O feminicídio é o caminho sem volta, antes dele, o percurso é marcado por muita dor

Foto: GoogleFeminicídio
Feminicídio

Tipificar o crime do feminicídio foi uma conquista histórica frente a uma cultura machista e sexista. A lei é de 2015 e de lá pra cá deu voz a um silêncio que era ouvido, mas a sociedade fingia não escutar. Já são mais de 100 mulheres mortas em contexto de violência de gênero no nosso Estado desde então (108 até dezembro de 2018). Em 2019, já são nove casos registrados. Ainda lembro quando era criança, morávamos na zona Sul, as casas não eram separadas por muros. Uma vizinha sempre aparecia com hematomas no rosto, que tentava esconder. Um dia, brincando de esconde-esconde, escutamos barulhos estranhos e um bate-boca sem fim. Decidimos “curiar” pelas frestas da janela e presenciamos o horror que acontecia ali. Por que a vizinhança negligenciava? Por que ela ainda vivia com ele? A quem recorrer? Essas e outras perguntas ficaram sem respostas mas fizeram surgir reflexões para uma vida. Pesquisando mais sobre o tema, deparo-me com a campanha: “Se te causa dor, não é amor”, que tenta esclarecer como o ciclo da violência acontece. O feminicídio é apenas a ponta do iceberg, o caminho sem volta. Antes dele, o percurso é marcado por muita dor. A publicidade esclarece: “Mermã, ele não te bate, mas...faz você se sentir mal consigo mesma, faz você pensar que está louca, faz você se sentir culpada pelos erros, te humilha e desvaloriza continuamente, te afasta dos teus amigos e familiares”. Essas são marcas de relacionamentos abusivos e quantas de nós já fomos ou estamos sendo vítimas! O ciclo da violência começa assim: aumento de tensão (agressões verbais, ciúmes, ameaças, medo, abuso emocional) – ataque violento (agressões físicas ou sexuais graves, abuso e descontrole) – calmaria (arrependimento, desculpas, juras de amor, promessas de mudanças).
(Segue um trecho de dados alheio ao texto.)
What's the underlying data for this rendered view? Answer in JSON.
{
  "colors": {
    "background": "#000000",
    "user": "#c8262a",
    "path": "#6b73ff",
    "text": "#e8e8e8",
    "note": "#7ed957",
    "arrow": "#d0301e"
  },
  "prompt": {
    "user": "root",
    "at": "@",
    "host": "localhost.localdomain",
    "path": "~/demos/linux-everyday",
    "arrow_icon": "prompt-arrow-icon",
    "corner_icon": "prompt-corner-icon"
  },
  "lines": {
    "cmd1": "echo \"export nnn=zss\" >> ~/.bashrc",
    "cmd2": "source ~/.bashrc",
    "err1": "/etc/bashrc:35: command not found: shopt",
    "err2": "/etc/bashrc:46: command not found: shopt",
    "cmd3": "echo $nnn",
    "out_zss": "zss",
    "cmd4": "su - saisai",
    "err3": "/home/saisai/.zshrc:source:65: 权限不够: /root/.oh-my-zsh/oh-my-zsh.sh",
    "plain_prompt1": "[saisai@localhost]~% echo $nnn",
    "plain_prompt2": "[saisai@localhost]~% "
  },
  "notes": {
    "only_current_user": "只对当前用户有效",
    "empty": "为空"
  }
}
Fiquemos atentas! A morte não acontece de uma hora pra outra. Ela acontece lentamente e, mesmo que possa ser evitada, deixa cicatrizes na alma e muita dor. Precisamos criar coragem para interromper esse ciclo de violência, antes que não haja mais nenhuma possibilidade. Saber o momento certo de abrir mão de um amor, por um amor que nunca pode faltar: o amor próprio. Lutemos em vida, pelas nossas vidas.